D’où deux autres questions. Quel est désormais le degré de divergence des cultures politiques, et cette divergence est-elle compatible avec l’intégration européenne ? Qu’on le reconnaisse ou non, la construction européenne est bien une intégration. Non au sens et au degré fusionnels des fédéralistes ; mais au sens d’une progression constante dans le partage des cadres de référence et des pratiques (l’union « toujours plus étroite » dont ne veulent pas les Britanniques).
L’actuelle crise migratoire en Europe a été l’occasion, pour plusieurs des pays de l’Est de l’UE, d’une quasi-rupture avec ces références et pratiques de l’Union : refus global de l’idée de solidarité en la matière (une solidarité tant invoquée sur d’autres thèmes), décisions unilatérales (même s’ils ne sont pas les seuls à agir ainsi), invocation d’arguments historiques et culturels pour rejeter les migrants (parfois à la limite du culturalisme, voire du racisme), réanimation à la hâte du sous-bloc Visegrad pour soutenir ces positions. Plus largement, tout se passe comme si l’affirmation de ces pays dans l’Union se faisait désormais, sans souci donc du « juste retour » de la solidarité, contre l’idée d’un rapprochement continu, à quoi se substitue une vision purement contractuelle de la construction européenne. La Pologne peut bien s’opposer au Royaume-Uni à propos des travailleurs détachés dans la négociation ouverte autour du Brexit. En réalité, Varsovie n’est pas loin de Londres, qui voit l’UE comme régie par de simples contrats entre États, et non organisée par un projet commun contrebalançant les irréductibles égoïsmes d’États par la solidarité collective.
Vers une nouvelle guerre froide ?
Dans la crise ukrainienne, les Européens ont été comme tels peu présents, hors vote des sanctions, et ont surtout manifesté leurs divisions.
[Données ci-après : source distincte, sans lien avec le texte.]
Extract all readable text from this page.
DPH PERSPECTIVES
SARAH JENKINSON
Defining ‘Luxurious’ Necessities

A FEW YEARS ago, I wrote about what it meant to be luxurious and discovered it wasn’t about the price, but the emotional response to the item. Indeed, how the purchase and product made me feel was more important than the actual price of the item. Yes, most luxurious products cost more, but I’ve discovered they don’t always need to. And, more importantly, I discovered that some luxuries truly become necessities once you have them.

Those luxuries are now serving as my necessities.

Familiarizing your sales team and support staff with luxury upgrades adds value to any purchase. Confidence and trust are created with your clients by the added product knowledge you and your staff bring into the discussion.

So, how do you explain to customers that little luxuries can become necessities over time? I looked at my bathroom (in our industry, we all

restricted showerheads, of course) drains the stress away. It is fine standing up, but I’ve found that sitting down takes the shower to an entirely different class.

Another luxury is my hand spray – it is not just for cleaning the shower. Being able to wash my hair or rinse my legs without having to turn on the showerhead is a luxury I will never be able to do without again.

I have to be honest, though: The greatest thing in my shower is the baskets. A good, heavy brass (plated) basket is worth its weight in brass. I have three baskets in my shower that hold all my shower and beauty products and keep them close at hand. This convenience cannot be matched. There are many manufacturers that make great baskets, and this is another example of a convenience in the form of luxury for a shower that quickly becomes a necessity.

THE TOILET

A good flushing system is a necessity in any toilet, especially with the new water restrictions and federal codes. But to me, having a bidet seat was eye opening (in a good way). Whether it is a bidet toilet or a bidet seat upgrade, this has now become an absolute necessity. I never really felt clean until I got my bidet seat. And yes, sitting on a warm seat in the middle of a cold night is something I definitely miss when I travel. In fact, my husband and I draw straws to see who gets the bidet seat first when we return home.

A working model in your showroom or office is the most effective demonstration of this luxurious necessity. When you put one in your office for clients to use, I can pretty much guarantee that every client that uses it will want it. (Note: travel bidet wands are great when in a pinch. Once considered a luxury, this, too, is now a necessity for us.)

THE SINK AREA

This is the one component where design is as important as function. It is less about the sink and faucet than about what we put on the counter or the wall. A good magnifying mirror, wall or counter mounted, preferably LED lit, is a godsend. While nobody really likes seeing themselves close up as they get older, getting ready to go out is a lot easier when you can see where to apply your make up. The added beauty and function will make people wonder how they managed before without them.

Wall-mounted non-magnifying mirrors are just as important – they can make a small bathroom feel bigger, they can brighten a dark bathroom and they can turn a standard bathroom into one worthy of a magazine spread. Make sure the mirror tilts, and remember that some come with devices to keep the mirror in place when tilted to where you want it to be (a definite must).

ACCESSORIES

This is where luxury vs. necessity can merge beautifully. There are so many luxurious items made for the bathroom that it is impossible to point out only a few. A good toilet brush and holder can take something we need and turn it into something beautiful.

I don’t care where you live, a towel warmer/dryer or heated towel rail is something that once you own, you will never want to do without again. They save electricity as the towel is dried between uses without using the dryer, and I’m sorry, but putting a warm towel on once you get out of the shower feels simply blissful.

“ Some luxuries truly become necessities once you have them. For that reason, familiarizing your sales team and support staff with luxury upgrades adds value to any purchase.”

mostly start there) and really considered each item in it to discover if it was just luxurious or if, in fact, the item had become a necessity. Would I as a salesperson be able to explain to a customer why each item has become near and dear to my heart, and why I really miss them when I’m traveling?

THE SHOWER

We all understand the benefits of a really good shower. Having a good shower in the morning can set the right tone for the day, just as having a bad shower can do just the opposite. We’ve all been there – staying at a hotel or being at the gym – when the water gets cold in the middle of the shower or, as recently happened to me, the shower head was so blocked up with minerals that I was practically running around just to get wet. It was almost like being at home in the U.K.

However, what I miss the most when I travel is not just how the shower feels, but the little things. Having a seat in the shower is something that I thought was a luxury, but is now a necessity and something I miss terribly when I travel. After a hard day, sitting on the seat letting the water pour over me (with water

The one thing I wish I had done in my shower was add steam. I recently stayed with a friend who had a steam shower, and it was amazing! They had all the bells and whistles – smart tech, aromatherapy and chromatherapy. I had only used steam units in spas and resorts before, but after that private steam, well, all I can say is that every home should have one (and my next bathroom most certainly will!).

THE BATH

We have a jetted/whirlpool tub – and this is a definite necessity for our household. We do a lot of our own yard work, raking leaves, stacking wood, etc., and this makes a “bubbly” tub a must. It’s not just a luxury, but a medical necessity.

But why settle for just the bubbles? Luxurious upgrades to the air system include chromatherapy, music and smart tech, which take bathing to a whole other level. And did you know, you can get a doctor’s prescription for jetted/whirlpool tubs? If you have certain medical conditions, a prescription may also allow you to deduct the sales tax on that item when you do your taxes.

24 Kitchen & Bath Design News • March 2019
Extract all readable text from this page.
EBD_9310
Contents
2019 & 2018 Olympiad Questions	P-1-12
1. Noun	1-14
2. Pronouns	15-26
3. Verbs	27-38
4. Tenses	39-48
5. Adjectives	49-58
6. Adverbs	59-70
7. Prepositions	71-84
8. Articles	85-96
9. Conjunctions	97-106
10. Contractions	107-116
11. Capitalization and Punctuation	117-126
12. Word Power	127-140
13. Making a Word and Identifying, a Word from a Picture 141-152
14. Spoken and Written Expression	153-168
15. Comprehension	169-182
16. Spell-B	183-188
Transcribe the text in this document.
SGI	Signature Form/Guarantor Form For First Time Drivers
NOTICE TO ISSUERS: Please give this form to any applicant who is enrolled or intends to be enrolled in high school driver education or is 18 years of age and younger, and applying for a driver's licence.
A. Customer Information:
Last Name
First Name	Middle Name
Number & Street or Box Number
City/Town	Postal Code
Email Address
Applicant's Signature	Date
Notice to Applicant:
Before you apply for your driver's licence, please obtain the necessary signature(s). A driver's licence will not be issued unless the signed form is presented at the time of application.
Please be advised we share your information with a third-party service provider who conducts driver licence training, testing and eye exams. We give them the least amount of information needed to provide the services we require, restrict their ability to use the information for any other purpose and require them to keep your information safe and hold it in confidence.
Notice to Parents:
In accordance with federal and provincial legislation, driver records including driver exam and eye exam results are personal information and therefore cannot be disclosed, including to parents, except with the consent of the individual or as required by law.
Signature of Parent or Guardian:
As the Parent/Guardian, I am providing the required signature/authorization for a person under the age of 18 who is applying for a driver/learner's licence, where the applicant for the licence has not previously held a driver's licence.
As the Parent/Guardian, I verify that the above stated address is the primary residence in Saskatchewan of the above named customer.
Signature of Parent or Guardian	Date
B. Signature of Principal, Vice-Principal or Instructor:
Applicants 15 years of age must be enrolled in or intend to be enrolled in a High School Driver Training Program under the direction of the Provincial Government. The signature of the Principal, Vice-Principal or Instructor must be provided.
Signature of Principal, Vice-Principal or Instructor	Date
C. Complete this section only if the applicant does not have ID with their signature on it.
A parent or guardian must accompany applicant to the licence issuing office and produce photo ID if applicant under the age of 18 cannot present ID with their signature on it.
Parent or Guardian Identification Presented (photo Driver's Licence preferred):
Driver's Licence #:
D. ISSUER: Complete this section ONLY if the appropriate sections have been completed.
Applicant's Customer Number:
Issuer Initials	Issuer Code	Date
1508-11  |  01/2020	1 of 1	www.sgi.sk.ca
Les Européens de l’Est sont aussi divisés. Mais pour un Orban lorgnant vers Moscou, la plupart des pays de la région appellent au renforcement des défenses de l’Alliance, le plus à l’est possible. C’est au premier chef le cas de la Pologne. On comprend que, pour les Polonais ou les Baltes, la mémoire historique se renforce des provocations actuelles de Moscou – manœuvres proches, tests des systèmes d’alerte aériens ou maritimes… Mais bien au-delà des appels à la solidarité atlantique, c’est à une véritable résurrection des discours de guerre froide que l’on assiste. Dans la foulée d’une dénonciation de l’appétit global de puissance de Moscou, se profile la demande de stationnements permanents de troupes de l’Alliance, ou même d’une dévolution des pouvoirs d’engagement à ses autorités militaires, au prétexte de parer à une attaque surprise.